Brain implantation and manipulation is a mainstay of science fiction. Often, characters can gain extra memory or get smarter, by having chips placed within the brain.
(Or you can wind up mind-controlled by a psychopath. It’s a mixed bag.)
But in real life, one scientist made huge strides towards creating workable brain implants. In the 1950s and 1960s. Here’s his story.
Jose Delgado performed experiments using permanent brain implants in bulls, primates, and humans beginning in the 1950s, with extremely successful results. Neuroscience often ignores this chapter of its history, but it’s worth taking a look at Delgado’s successes, and his long term goals for manipulation of humans and society.
Controlling the Movements of Primates
The bulk of Delgado’s stimoceiver research took place at Yale University in the 1950s and 1960s. Delgado manually positioned electrode assembles within the brain, assemblies that stimulate a desired area of the brain when a particular FM frequency is present.
After implantation, the monkeys lived well for several years after surgery, with no behavioral deficits.
The implants appear quite grotesque, projecting inches above the scalp of the primates, but they provided a “plug and play” method of interacting with the animals without inflicting harm through multiple surgeries.

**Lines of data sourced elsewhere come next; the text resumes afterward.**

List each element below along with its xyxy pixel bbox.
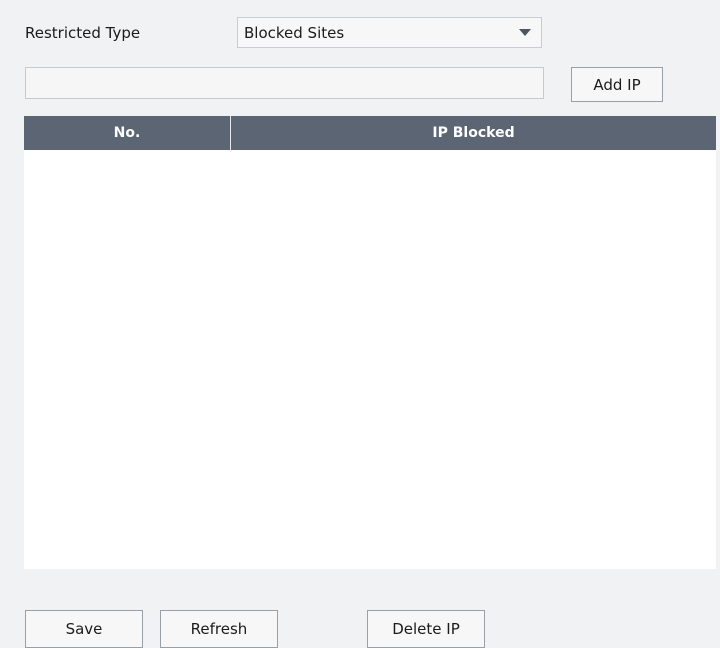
restricted-type-value: Blocked Sites xyxy=(244,24,345,42)
delete-ip-button[interactable]: Delete IP xyxy=(367,610,485,648)
restricted-type-label: Restricted Type xyxy=(25,24,141,42)
add-ip-button[interactable]: Add IP xyxy=(571,67,663,102)
table-body xyxy=(24,150,716,569)
chevron-down-icon xyxy=(519,29,531,36)
save-button[interactable]: Save xyxy=(25,610,143,648)
restricted-type-select[interactable]: Blocked Sites xyxy=(237,17,542,48)
column-header-no[interactable]: No. xyxy=(24,116,231,150)
blocked-ip-table: No. IP Blocked xyxy=(24,116,716,569)
column-header-ip-blocked[interactable]: IP Blocked xyxy=(231,116,716,150)
restricted-sites-panel: Restricted Type Blocked Sites Add IP No.… xyxy=(0,0,720,648)
ip-address-input[interactable] xyxy=(25,67,544,99)
refresh-button[interactable]: Refresh xyxy=(160,610,278,648)
table-header: No. IP Blocked xyxy=(24,116,716,150)
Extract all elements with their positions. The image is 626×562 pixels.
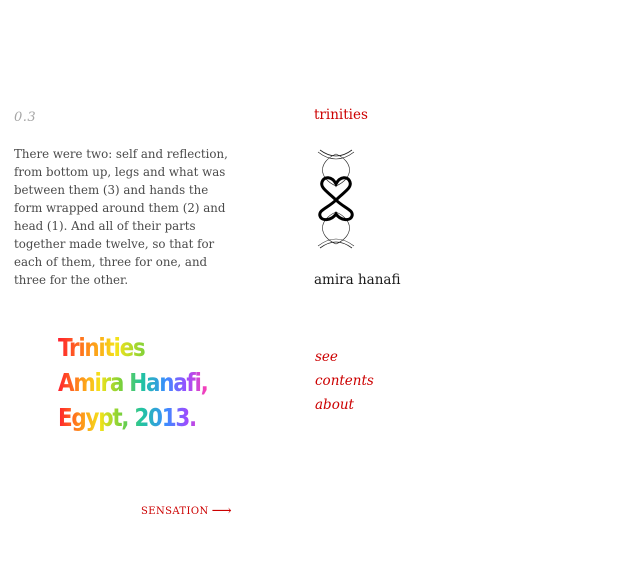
page-number: 0.3 [14,110,37,125]
arrow-right-icon: ⟶ [211,503,233,519]
menu-about[interactable]: about [315,393,374,417]
artwork-author: Amira Hanafi, [58,365,209,400]
author-name[interactable]: amira hanafi [314,272,400,288]
artwork-title: Trinities [58,330,207,365]
next-page-link[interactable]: SENSATION ⟶ [141,502,233,519]
next-page-label: SENSATION [141,506,209,517]
rainbow-artwork-text: Trinities Amira Hanafi, Egypt, 2013. [58,330,209,435]
menu-see[interactable]: see [315,345,374,369]
series-title[interactable]: trinities [314,107,368,123]
side-menu: see contents about [315,345,374,417]
artwork-place-date: Egypt, 2013. [58,400,207,435]
poem-paragraph: There were two: self and reflection, fro… [14,147,228,287]
menu-contents[interactable]: contents [315,369,374,393]
interlaced-figure-icon [317,149,355,249]
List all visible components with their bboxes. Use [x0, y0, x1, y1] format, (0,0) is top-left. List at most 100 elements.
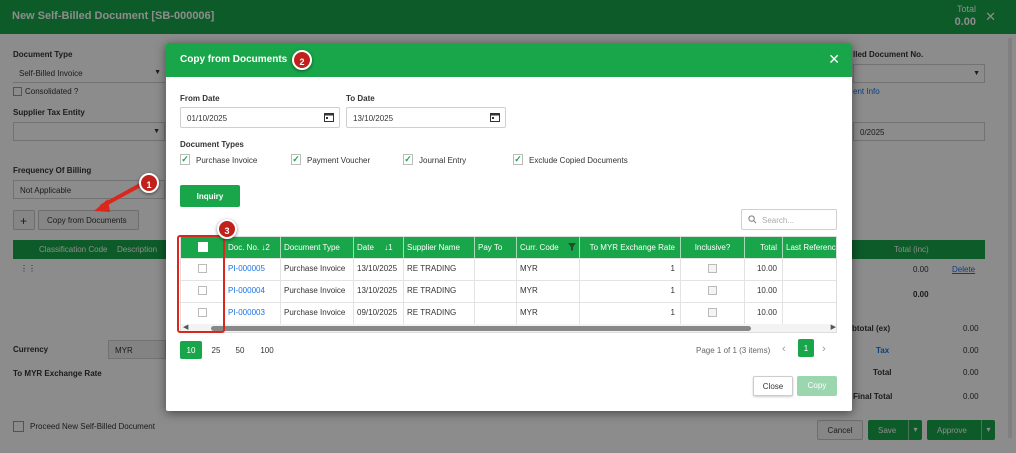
- supplier-cell: RE TRADING: [404, 303, 475, 325]
- modal-title: Copy from Documents: [180, 54, 288, 65]
- inclusive-cell: [681, 303, 745, 325]
- table-row[interactable]: PI-000004 Purchase Invoice 13/10/2025 RE…: [181, 280, 836, 303]
- col-supplier-name-label: Supplier Name: [407, 243, 460, 252]
- col-document-type[interactable]: Document Type: [281, 237, 354, 258]
- curr-cell: MYR: [517, 259, 580, 281]
- select-column-highlight: [177, 235, 225, 333]
- date-cell: 09/10/2025: [354, 303, 404, 325]
- from-date-label: From Date: [180, 94, 220, 103]
- to-date-value: 13/10/2025: [353, 114, 394, 123]
- search-icon: [748, 215, 757, 224]
- rate-cell: 1: [580, 303, 681, 325]
- type-label: Payment Voucher: [307, 156, 371, 165]
- doc-no-cell[interactable]: PI-000004: [225, 281, 281, 303]
- document-types-label: Document Types: [180, 140, 244, 149]
- from-date-input[interactable]: 01/10/2025: [180, 107, 340, 128]
- page-size-50[interactable]: 50: [230, 341, 250, 359]
- col-date[interactable]: Date ↓1: [354, 237, 404, 258]
- col-document-type-label: Document Type: [284, 243, 340, 252]
- scroll-right-icon[interactable]: ▶: [831, 323, 836, 331]
- table-row[interactable]: PI-000005 Purchase Invoice 13/10/2025 RE…: [181, 258, 836, 281]
- col-exchange-rate[interactable]: To MYR Exchange Rate: [580, 237, 681, 258]
- doc-type-cell: Purchase Invoice: [281, 303, 354, 325]
- sort-desc-icon: ↓1: [384, 243, 393, 252]
- close-button[interactable]: Close: [753, 376, 793, 396]
- doc-no-link[interactable]: PI-000004: [228, 286, 265, 295]
- copy-button[interactable]: Copy: [797, 376, 837, 396]
- curr-cell: MYR: [517, 303, 580, 325]
- modal-header: Copy from Documents ✕: [166, 43, 852, 77]
- supplier-cell: RE TRADING: [404, 281, 475, 303]
- col-doc-no-label: Doc. No.: [228, 243, 260, 252]
- col-date-label: Date: [357, 243, 374, 252]
- total-cell: 10.00: [745, 303, 783, 325]
- total-cell: 10.00: [745, 259, 783, 281]
- search-input[interactable]: Search...: [741, 209, 837, 230]
- chevron-right-icon[interactable]: ›: [822, 343, 826, 355]
- calendar-icon[interactable]: [324, 112, 334, 122]
- filter-icon[interactable]: [568, 243, 576, 251]
- col-last-reference-label: Last Reference: [786, 243, 837, 252]
- to-date-input[interactable]: 13/10/2025: [346, 107, 506, 128]
- documents-grid: Doc. No. ↓2 Document Type Date ↓1 Suppli…: [180, 236, 837, 333]
- total-cell: 10.00: [745, 281, 783, 303]
- col-pay-to-label: Pay To: [478, 243, 503, 252]
- pay-to-cell: [475, 303, 517, 325]
- col-pay-to[interactable]: Pay To: [475, 237, 517, 258]
- check-icon[interactable]: ✓: [403, 154, 413, 165]
- annotation-badge-3: 3: [217, 219, 237, 239]
- from-date-value: 01/10/2025: [187, 114, 228, 123]
- date-cell: 13/10/2025: [354, 281, 404, 303]
- calendar-icon[interactable]: [490, 112, 500, 122]
- inclusive-cell: [681, 281, 745, 303]
- check-icon[interactable]: ✓: [513, 154, 523, 165]
- rate-cell: 1: [580, 281, 681, 303]
- copy-from-documents-modal: Copy from Documents ✕ From Date 01/10/20…: [166, 43, 852, 411]
- doc-no-cell[interactable]: PI-000005: [225, 259, 281, 281]
- date-cell: 13/10/2025: [354, 259, 404, 281]
- col-inclusive[interactable]: Inclusive?: [681, 237, 745, 258]
- check-icon[interactable]: ✓: [180, 154, 190, 165]
- type-label: Purchase Invoice: [196, 156, 258, 165]
- scrollbar-thumb[interactable]: [211, 326, 751, 331]
- table-row[interactable]: PI-000003 Purchase Invoice 09/10/2025 RE…: [181, 302, 836, 325]
- sort-desc-icon: ↓2: [261, 243, 270, 252]
- rate-cell: 1: [580, 259, 681, 281]
- type-label: Exclude Copied Documents: [529, 156, 628, 165]
- inclusive-checkbox: [708, 264, 717, 273]
- doc-no-link[interactable]: PI-000005: [228, 264, 265, 273]
- col-last-reference[interactable]: Last Reference: [783, 237, 837, 258]
- check-icon[interactable]: ✓: [291, 154, 301, 165]
- col-supplier-name[interactable]: Supplier Name: [404, 237, 475, 258]
- page-size-25[interactable]: 25: [206, 341, 226, 359]
- page-size-100[interactable]: 100: [254, 341, 280, 359]
- col-doc-no[interactable]: Doc. No. ↓2: [225, 237, 281, 258]
- col-total-label: Total: [760, 243, 777, 252]
- close-icon[interactable]: ✕: [828, 51, 840, 68]
- last-reference-cell: [783, 281, 836, 303]
- inclusive-checkbox: [708, 286, 717, 295]
- search-placeholder: Search...: [762, 216, 795, 225]
- col-exchange-rate-label: To MYR Exchange Rate: [589, 243, 675, 252]
- pay-to-cell: [475, 281, 517, 303]
- chevron-left-icon[interactable]: ‹: [782, 343, 786, 355]
- doc-no-cell[interactable]: PI-000003: [225, 303, 281, 325]
- col-curr-code[interactable]: Curr. Code: [517, 237, 580, 258]
- col-total[interactable]: Total: [745, 237, 783, 258]
- inclusive-cell: [681, 259, 745, 281]
- grid-header: Doc. No. ↓2 Document Type Date ↓1 Suppli…: [181, 237, 837, 258]
- page-size-10[interactable]: 10: [180, 341, 202, 359]
- page-button-current[interactable]: 1: [798, 339, 814, 357]
- doc-type-cell: Purchase Invoice: [281, 281, 354, 303]
- inclusive-checkbox: [708, 308, 717, 317]
- type-label: Journal Entry: [419, 156, 467, 165]
- to-date-label: To Date: [346, 94, 375, 103]
- last-reference-cell: [783, 259, 836, 281]
- last-reference-cell: [783, 303, 836, 325]
- doc-no-link[interactable]: PI-000003: [228, 308, 265, 317]
- inquiry-button[interactable]: Inquiry: [180, 185, 240, 207]
- grid-horizontal-scrollbar[interactable]: ◀ ▶: [181, 323, 836, 332]
- page-info: Page 1 of 1 (3 items): [696, 346, 771, 355]
- annotation-badge-2: 2: [292, 50, 312, 70]
- pay-to-cell: [475, 259, 517, 281]
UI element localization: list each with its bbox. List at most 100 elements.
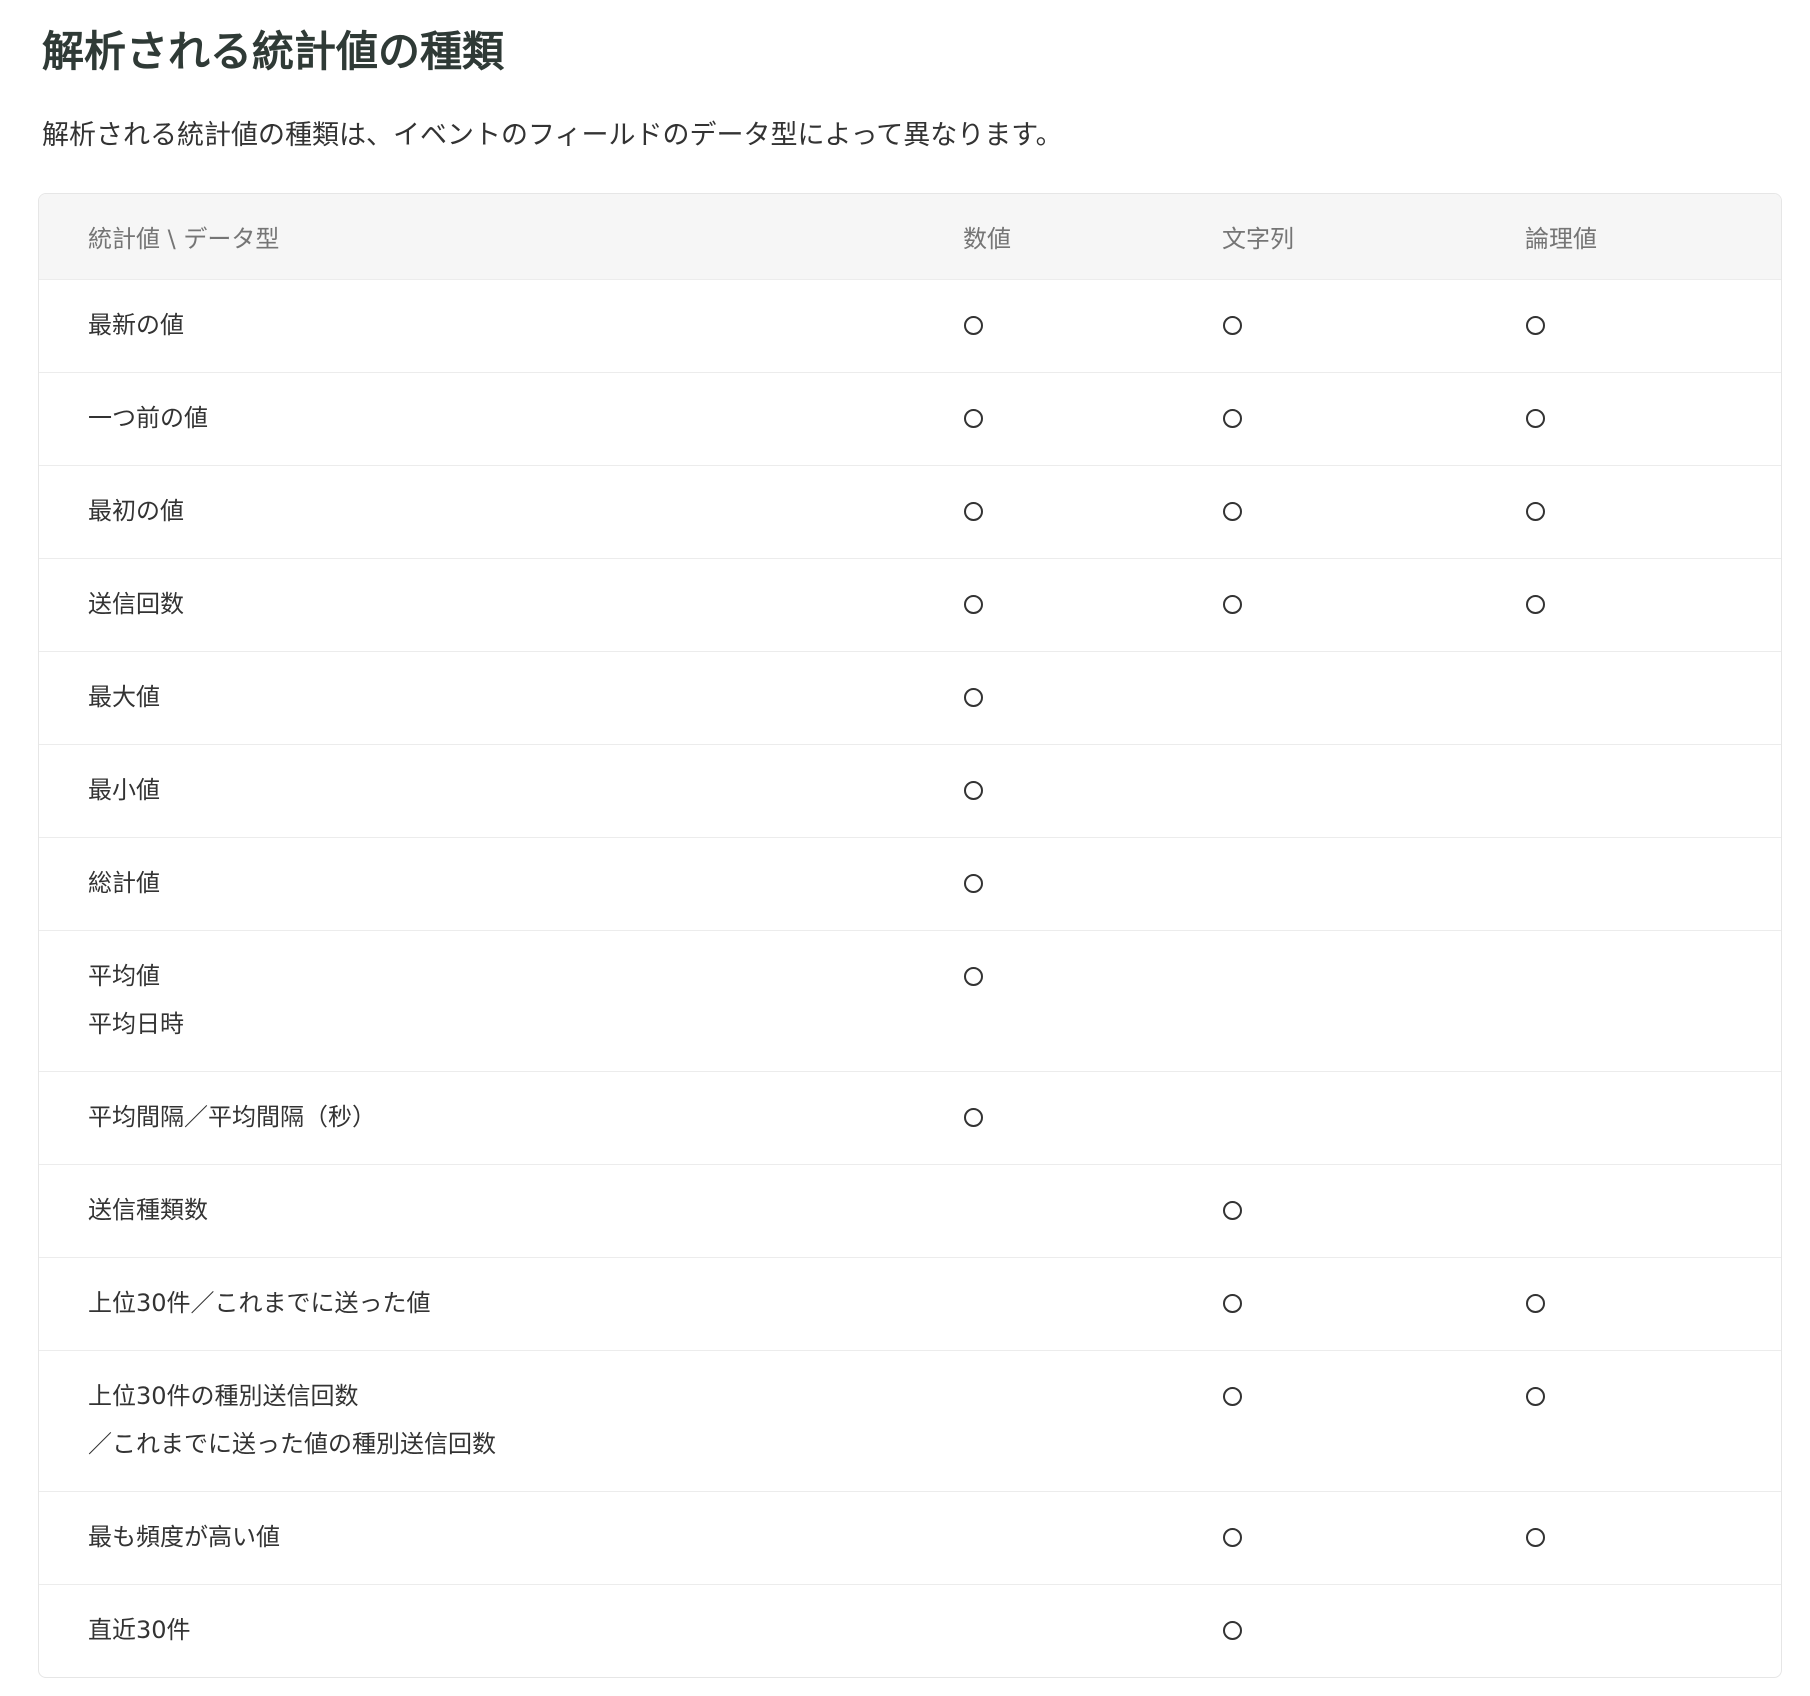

Delgado’s stimulation research allowed for manipulation of complex, chained limb movements in primates.
A Scientist plays Matador
Delgado became a matador to demonstrate the abilities of stimoceiver manipulation, as he stepped into a closed ring with an implanted bull armed only with a radio frequency controller in 1963.
When the bull charged, Delgado stimulated the bull’s motor cortex with the remote control, causing the bull to come to a full stop only feet away.
In a 1965 New York Times interview about the matador experiment, Delgado foreshadowed the future of human experimentation:
“The individual may think that the most important reality is his own existence, but this is only his personal point of view. This lacks historical perspective. Man does not have the right to develop his own mind.
“This kind of liberal orientation has great appeal. We must electronically control the brain. Someday armies and generals will be controlled by electric stimulation of the brain.”
Human implantation
At least 25 humans (mostly women) received stimoceiver implants of a similar manner from Delgado – each patient received the implant willingly, and as a last resort in a course of psychiatric treatment. Delgado viewed the implants as a humane alternative to lobotomy.
Humans responded in a fashion similar to Delgado’s early animal research – limbs could be moved independently of the will of the patient, but not to the extent seen in primates.
In one dramatic experiment, temporal lobe stimulation caused a calm epileptic woman playing a guitar to slam her instrument against a wall. Delgado noted in his human research that a specific behavior could not be directed, with only an increase or decrease in aggression possible.
Toward a Psychocivilized Society?
Delgado illustrated some of his hopes for mind control in 1969’s Physical Control of the Mind: Toward a Psychocivilized Society.
The book makes for a phenomenal read, with Delgado going into the intimate details of his research with images, along with a treatise on ethical implications of the technology.
In his writings, Delgado truly appears to want the best for humanity. He exhibits a very Spock-like “needs of the many outweigh the needs of the few” belief system. He sums up his beliefs in this quote from the Ethical Considerations chapter of Physical Control of the Mind:
“There is one aspect of human research which is usually overlooked: the existence of a moral and social duty to advance scientific knowledge and to improve the welfare of man.
“When important medical information can be obtained with negligible risk and without infringing on individual rights, the investigator has the duty to use his intelligence and skills for this purpose.
“Failure to do so represents the neglect of professional duties in some way similar to the negligence of a medical doctor who does not apply his full effort to the care of a patient.”
An Opportune return to Spain
Controversy shrouded Delgado in the early 1970s, due to lawsuits from individuals who believed they received stimoceiver implants against their will. Delgado left the United States in 1975, taking an opportunity to return to his birthplace of Spain and start a medical school at the Autonomous University of Madrid.
In Spain, Delgado continued his stimoceiver research, experimenting on himself and members of his family.
Delgado retired in the 1990s, but actively spoke about the field until his death in late 2011, making an ominous statement about the power of science in light of human ethics:
Can you avoid knowledge? You cannot! Can you avoid technology? You cannot! Things are going to go ahead in spite of ethics, in spite of your personal beliefs, in spite of everything.